La aplicación en Entre Ríos
Otro de los planteos formulados por el funcionario está relacionado con la distribución de competencias entre la Nación y las provincias. Benítez sostuvo que la nueva legislación podría avanzar sobre facultades que no fueron delegadas por las provincias al Estado nacional.
“Esta ley avanza sobre las autonomías provinciales. Si bien es una ley de derecho sustancial, avanza sobre derechos que no fueron delegados por las provincias a la Nación”, señaló.
En el caso de Entre Ríos, recordó que existe una normativa provincial vinculada con los procesos penales que involucran a personas menores de edad. Por eso, consideró que los operadores judiciales deberán determinar qué aspectos del nuevo régimen nacional resultan aplicables y cómo deben articularse con la legislación provincial.
“Se va a tener que deslindar qué es lo que se aplica a nivel nacional y qué es lo que nosotros vamos a aplicar a nivel provincial, porque tenemos una ley provincial penal de menores”, explicó.

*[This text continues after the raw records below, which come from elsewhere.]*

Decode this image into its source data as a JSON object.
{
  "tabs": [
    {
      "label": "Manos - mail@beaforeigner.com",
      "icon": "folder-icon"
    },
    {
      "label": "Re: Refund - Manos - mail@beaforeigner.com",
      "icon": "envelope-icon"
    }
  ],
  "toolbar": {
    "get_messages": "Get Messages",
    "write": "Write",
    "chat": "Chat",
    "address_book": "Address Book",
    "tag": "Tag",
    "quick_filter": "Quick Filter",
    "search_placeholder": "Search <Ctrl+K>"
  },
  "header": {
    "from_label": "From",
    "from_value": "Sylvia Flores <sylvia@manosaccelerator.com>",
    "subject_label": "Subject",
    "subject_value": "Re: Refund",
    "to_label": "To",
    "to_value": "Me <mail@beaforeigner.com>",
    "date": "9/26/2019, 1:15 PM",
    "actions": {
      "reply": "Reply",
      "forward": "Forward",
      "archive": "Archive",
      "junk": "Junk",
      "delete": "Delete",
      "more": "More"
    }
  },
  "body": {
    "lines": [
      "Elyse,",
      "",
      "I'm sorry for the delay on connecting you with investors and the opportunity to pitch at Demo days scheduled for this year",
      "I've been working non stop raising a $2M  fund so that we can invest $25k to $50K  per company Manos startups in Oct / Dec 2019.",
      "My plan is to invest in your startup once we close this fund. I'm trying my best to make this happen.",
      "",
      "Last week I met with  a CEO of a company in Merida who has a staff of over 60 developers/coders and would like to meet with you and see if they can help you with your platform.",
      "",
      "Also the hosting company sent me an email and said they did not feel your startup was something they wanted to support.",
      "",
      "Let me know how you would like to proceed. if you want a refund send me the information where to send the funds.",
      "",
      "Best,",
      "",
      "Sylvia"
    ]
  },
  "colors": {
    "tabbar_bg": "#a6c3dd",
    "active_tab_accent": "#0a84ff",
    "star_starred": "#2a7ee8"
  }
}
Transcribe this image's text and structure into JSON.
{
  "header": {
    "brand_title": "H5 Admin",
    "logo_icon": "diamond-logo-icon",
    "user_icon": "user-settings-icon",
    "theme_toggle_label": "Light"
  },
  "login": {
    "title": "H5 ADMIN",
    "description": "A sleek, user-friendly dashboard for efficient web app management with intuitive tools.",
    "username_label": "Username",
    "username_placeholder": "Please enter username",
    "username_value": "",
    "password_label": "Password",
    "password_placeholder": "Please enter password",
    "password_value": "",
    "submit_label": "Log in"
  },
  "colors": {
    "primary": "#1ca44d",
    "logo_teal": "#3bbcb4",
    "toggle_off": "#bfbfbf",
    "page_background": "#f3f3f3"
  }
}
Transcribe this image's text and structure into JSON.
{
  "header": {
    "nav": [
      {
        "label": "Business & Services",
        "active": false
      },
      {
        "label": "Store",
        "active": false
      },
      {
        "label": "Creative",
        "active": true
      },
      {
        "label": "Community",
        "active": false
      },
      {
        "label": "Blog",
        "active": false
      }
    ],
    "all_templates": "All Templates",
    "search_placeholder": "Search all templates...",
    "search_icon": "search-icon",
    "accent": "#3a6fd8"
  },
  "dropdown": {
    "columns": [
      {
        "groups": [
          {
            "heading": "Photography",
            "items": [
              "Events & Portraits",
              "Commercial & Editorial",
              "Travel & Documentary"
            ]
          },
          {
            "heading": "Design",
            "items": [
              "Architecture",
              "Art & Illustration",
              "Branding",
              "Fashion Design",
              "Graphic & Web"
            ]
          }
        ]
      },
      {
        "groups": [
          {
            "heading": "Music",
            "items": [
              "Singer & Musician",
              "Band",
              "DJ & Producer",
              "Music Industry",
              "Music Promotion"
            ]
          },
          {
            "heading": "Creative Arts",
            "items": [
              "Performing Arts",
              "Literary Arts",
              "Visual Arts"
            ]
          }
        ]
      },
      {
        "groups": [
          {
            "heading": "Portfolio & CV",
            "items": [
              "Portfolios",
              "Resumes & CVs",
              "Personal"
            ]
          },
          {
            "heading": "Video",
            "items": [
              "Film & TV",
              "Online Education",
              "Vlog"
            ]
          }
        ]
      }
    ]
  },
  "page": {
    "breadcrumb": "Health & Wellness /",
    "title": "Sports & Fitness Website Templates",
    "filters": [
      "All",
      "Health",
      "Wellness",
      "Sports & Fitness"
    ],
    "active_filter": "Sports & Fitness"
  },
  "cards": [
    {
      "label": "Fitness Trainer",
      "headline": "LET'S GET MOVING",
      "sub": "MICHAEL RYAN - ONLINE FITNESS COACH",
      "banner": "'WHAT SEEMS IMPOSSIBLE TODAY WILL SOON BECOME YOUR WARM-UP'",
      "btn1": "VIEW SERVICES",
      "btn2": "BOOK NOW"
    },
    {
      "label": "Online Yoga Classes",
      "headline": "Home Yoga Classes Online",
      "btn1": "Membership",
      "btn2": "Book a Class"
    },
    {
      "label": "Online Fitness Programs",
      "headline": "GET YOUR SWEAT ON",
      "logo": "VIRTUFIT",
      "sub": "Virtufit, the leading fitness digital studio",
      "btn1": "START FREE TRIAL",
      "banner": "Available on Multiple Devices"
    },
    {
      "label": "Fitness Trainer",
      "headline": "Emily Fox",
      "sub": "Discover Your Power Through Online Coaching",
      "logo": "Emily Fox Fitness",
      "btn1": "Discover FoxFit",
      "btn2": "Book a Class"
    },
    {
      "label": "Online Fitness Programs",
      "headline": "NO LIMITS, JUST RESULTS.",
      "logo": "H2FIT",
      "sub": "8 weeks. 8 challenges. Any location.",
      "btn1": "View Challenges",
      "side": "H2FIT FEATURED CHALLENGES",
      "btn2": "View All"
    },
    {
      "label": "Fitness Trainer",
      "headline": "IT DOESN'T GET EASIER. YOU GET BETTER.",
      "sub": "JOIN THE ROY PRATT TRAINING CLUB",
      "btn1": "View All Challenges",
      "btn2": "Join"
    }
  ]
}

Benítez sostuvo que jueces, fiscales, defensores y demás operadores judiciales deberán interpretar la nueva normativa de manera armónica con la Constitución Nacional y los tratados internacionales de derechos humanos.
“Debemos tratar de armonizar esta ley, que no es compatible, con la Constitución Nacional. Es una tarea que vamos a tener que hacer todos los operadores de Justicia”, afirmó.
Finalmente, el Defensor General volvió a cuestionar que la reducción de la edad de punibilidad sea presentada como una respuesta al problema de la inseguridad. “No mejora la seguridad ciudadana ni reduce los delitos”, concluyó.